Television & New Media
- Discipline: Media studies
- Language: English
- Edited by: Diane Negra; Jonathan Corpus Ong

Publication details
- History: 2000–present
- Publisher: SAGE Publications (United States)
- Frequency: 8/year
- Impact factor: 1.135 (2017)

Standard abbreviations
- ISO 4: Telev. New Media

Indexing
- ISSN: 1527-4764 (print) 1552-8316 (web)
- LCCN: 99009518
- OCLC no.: 231901154

Links
- Journal homepage; Online access; Online archive;

= Television & New Media =

Television & New Media is a peer-reviewed academic journal that publishes papers in the field of communication. The journal's editors are Diane Negra (University College Dublin) and Jonathan Corpus Ong (University of Massachusetts at Amherst). It has been in publication since 2000 and is currently published by SAGE Publications.

== Scope ==
Television & New Media aims to highlight the most recent developments in the critical study of television and new media. The journal covers interdisciplinary research into topics such as new media forms, audiences and consumers and globalization.
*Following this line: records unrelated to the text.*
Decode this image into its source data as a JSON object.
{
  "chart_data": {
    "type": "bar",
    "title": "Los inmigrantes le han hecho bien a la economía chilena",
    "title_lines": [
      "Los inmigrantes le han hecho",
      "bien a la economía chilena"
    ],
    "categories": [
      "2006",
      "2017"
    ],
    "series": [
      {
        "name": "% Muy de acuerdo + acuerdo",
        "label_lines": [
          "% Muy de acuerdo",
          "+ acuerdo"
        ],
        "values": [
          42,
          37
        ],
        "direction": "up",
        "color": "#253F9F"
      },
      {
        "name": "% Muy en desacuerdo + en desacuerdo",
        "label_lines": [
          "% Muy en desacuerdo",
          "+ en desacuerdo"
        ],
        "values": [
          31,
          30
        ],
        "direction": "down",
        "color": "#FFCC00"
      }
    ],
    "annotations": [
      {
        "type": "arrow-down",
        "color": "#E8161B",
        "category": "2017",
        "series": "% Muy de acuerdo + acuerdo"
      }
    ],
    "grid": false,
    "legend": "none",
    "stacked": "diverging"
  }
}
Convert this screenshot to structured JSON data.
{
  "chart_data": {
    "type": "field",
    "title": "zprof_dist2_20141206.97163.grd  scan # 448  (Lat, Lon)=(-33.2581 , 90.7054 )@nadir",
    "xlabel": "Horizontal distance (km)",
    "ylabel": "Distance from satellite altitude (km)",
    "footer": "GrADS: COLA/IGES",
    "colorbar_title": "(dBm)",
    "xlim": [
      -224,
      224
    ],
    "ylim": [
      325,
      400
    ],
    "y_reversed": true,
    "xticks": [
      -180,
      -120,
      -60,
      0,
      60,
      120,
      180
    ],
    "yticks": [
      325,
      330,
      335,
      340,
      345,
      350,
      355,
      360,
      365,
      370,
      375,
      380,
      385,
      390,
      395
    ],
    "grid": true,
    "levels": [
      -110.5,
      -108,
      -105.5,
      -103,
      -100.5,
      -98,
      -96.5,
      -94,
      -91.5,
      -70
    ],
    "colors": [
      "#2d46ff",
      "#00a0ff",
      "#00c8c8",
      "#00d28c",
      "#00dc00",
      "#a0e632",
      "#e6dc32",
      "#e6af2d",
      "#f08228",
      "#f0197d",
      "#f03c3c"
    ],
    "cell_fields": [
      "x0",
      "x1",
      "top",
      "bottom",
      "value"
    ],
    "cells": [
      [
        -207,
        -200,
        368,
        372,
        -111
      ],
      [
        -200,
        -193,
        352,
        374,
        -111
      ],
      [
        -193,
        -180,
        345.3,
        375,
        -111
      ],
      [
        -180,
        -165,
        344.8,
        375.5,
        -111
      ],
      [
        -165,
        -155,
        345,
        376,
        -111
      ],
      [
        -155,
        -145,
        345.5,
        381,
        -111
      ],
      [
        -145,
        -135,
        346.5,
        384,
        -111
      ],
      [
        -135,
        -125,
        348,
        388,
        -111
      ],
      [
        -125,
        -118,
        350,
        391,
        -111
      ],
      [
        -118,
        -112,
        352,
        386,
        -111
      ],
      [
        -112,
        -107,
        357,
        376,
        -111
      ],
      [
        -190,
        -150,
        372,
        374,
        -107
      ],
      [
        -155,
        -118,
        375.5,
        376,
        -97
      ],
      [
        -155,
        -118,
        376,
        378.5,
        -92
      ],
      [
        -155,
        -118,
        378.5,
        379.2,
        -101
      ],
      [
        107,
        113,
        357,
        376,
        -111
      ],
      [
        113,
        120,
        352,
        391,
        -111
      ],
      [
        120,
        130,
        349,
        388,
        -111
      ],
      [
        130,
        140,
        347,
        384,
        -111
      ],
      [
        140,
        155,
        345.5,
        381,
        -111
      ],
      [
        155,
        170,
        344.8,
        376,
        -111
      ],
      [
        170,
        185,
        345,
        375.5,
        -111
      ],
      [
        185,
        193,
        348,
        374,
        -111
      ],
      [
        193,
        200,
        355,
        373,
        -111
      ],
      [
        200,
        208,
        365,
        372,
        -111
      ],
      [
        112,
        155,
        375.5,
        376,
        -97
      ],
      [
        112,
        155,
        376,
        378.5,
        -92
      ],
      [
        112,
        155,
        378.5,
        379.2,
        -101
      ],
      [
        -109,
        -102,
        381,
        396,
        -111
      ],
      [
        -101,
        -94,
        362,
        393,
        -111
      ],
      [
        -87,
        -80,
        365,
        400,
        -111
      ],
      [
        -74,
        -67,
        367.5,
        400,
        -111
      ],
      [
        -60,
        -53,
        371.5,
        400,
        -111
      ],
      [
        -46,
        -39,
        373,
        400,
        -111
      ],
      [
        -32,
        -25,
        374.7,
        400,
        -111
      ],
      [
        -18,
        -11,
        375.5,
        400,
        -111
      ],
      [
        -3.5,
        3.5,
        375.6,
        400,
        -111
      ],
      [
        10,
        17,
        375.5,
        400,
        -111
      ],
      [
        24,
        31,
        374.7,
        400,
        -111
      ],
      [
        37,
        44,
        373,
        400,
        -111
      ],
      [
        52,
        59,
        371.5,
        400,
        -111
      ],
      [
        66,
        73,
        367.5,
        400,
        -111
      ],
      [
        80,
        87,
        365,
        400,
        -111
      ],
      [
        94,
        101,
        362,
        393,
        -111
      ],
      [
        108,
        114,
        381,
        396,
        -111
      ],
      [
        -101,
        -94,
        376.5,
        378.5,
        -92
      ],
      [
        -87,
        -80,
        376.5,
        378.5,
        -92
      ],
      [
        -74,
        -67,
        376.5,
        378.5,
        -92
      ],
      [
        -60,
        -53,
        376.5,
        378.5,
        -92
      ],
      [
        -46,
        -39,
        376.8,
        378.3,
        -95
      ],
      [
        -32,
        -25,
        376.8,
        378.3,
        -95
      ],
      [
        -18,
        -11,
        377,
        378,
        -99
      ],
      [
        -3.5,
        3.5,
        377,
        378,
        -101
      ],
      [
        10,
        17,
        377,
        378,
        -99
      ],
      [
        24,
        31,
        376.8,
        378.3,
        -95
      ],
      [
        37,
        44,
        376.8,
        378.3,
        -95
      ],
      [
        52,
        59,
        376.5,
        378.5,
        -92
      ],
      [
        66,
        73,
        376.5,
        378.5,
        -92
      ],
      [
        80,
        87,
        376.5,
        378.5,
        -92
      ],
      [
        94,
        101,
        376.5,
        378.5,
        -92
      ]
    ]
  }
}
Television & New Media also aims to address issues of economics, politics, culture and power and their relevance to new media forms, industries and contexts.

== Abstracting and indexing ==
Television & New Media is abstracted and indexed in, among other databases: SCOPUS, EBSCO databases, ProQuest databases, and the Social Sciences Citation Index. According to the Journal Citation Reports, its 2017 impact factor is 1.135, ranking it 49 out of 85 journals in the category 'Communication'.